Bence zaten bunun aşılması parti çıkarınadır. Benim bildiğim Kemal Bey partinin çıkarı söz konusu olduğunda, konuşmaya ve hatta bazı adımlar atmaya yatkındır. Özgür Bey partinin şu andaki Genel Başkanı ve ağır bir sorumluluk taşıyor. Dolayısıyla o da partinin hırpalanmasını, yıpranmasını istemez. Ben zaten bir süredir Cumhuriyet Halk Partisi'nin içiyle ilgili meseleleri konuşmuyorum.
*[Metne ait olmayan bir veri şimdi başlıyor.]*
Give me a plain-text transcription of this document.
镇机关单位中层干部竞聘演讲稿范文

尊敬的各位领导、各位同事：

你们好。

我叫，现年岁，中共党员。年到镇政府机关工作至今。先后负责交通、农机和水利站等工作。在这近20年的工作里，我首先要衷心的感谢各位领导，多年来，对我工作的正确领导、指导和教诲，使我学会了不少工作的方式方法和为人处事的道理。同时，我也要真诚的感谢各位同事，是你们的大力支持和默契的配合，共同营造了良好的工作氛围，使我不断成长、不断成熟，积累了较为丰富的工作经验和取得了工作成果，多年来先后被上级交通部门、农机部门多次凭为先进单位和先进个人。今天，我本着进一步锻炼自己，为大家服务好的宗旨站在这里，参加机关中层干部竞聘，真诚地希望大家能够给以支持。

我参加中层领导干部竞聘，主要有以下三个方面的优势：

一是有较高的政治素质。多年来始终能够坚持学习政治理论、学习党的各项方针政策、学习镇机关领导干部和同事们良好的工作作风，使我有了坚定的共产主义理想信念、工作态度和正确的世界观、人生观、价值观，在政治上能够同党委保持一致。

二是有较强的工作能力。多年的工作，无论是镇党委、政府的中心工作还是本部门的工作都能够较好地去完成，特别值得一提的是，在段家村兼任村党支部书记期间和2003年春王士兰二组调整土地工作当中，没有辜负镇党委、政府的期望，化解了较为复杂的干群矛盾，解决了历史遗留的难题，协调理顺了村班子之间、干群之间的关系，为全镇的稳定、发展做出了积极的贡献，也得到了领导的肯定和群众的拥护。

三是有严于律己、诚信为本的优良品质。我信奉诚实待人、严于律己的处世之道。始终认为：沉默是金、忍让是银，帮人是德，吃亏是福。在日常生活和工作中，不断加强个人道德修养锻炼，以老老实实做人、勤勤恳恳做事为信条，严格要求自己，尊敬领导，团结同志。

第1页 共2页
Özellikle 19 Mart sonrasında siyasi sorumluluğum gereği konuşmadım. Şimdi siz soruyorsunuz diye konu açıldı. Çünkü benim konuşmamdan bir anlam çıkarılır. Ben konuşmuyorum çünkü partiye yönelik ağır bir siyasi saldırı var. Dolayısıyla partinin yürütmüş olduğu siyasi mücadeleye sahip çıkan bir yerden bakıyorum. Eleştirilerinizi zaman içinde söyleyebilirsiniz, farklı şekillerde söyleyebilirsiniz. Ben muhalifim ama ben müzmin muhalif değilim.

-Siz bugün Özgür Özel başkanlığındaki Genel Merkez’e hâlâ muhalif misiniz?

Ben genel olarak muhalifim. Yani Adalet ve Kalkınma Partisi için de bu geçerli. Ama müzmin muhalif değilim.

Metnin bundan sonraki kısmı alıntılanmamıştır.